Facendo vela per Bisanzio
I.
Non è un paese per vecchi.
I giovani l'uno nelle braccia dell'altro, gli uccelli sugli alberi –
generazioni mortali – nel loro canto,
cascate di salmoni, mari affollati di sgombri,
pesce, carne, volatile, lodano per l'intera estate
tutto ciò che è generato, che nasce e che muore.

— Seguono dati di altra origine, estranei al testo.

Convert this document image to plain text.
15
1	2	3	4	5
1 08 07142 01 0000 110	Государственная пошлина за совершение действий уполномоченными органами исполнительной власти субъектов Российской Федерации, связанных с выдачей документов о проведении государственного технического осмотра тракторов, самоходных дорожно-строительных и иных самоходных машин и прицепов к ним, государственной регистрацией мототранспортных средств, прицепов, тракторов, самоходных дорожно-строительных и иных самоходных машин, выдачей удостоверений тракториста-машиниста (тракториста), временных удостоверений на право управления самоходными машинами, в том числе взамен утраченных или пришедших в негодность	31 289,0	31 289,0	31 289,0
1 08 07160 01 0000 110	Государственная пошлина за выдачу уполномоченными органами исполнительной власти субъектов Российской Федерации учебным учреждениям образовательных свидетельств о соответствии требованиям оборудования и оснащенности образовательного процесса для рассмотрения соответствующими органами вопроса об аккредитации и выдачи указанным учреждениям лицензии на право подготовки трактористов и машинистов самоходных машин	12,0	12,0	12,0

Presi in quella musica sensuale, tutti trascurano
i monumenti dell'intelletto che non invecchia.
II.
Un vecchio è una cosa meschina,
un cappotto stracciato su un bastone, salvo
che l'anima batta le mani e canti, canti più forte
per ogni strappo nel suo abito mortale,
e non vi è scuola per il canto se non studiare
i monumenti della sua magnificenza;
perciò ho alzato le vele e sono venuto
alla città santa di Bisanzio.
III.
O saggi che state nel fuoco sacro di Dio
come nel mosaico dorato di un muro,
uscite dal fuoco sacro, discendete in spirale
e siate i maestri cantori della mia anima.

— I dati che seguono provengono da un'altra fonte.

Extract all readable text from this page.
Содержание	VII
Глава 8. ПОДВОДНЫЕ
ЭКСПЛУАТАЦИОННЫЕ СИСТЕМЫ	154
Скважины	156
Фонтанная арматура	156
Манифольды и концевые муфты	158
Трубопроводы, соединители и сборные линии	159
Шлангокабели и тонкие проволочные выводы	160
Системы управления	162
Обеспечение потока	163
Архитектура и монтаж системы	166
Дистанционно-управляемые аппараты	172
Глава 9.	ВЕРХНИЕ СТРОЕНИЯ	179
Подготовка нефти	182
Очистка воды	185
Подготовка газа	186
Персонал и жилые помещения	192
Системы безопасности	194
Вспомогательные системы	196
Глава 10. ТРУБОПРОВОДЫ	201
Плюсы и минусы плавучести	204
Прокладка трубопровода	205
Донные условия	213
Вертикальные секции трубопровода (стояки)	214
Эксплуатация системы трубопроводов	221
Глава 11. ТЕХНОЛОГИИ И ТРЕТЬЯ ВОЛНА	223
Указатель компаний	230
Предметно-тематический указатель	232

Consumate il mio cuore per intero; ammalato di desiderio
e allacciato a un animale morente
non sa chi sia; e accomunatemi
nell'artificio dell'eternità.
IV.
Fuori della natura non riprenderò mai più
la mia forma corporea da cose naturali,
ma una forma quale forgiano gli orefici Greci
d'oro battuto e d'oro smaltato
per tener sveglio un Imperatore sonnolento;
o posato su un ramo dorato a cantare
ai signori e alle dame di Bisanzio
di ciò che è passato, o che passa, o che verrà.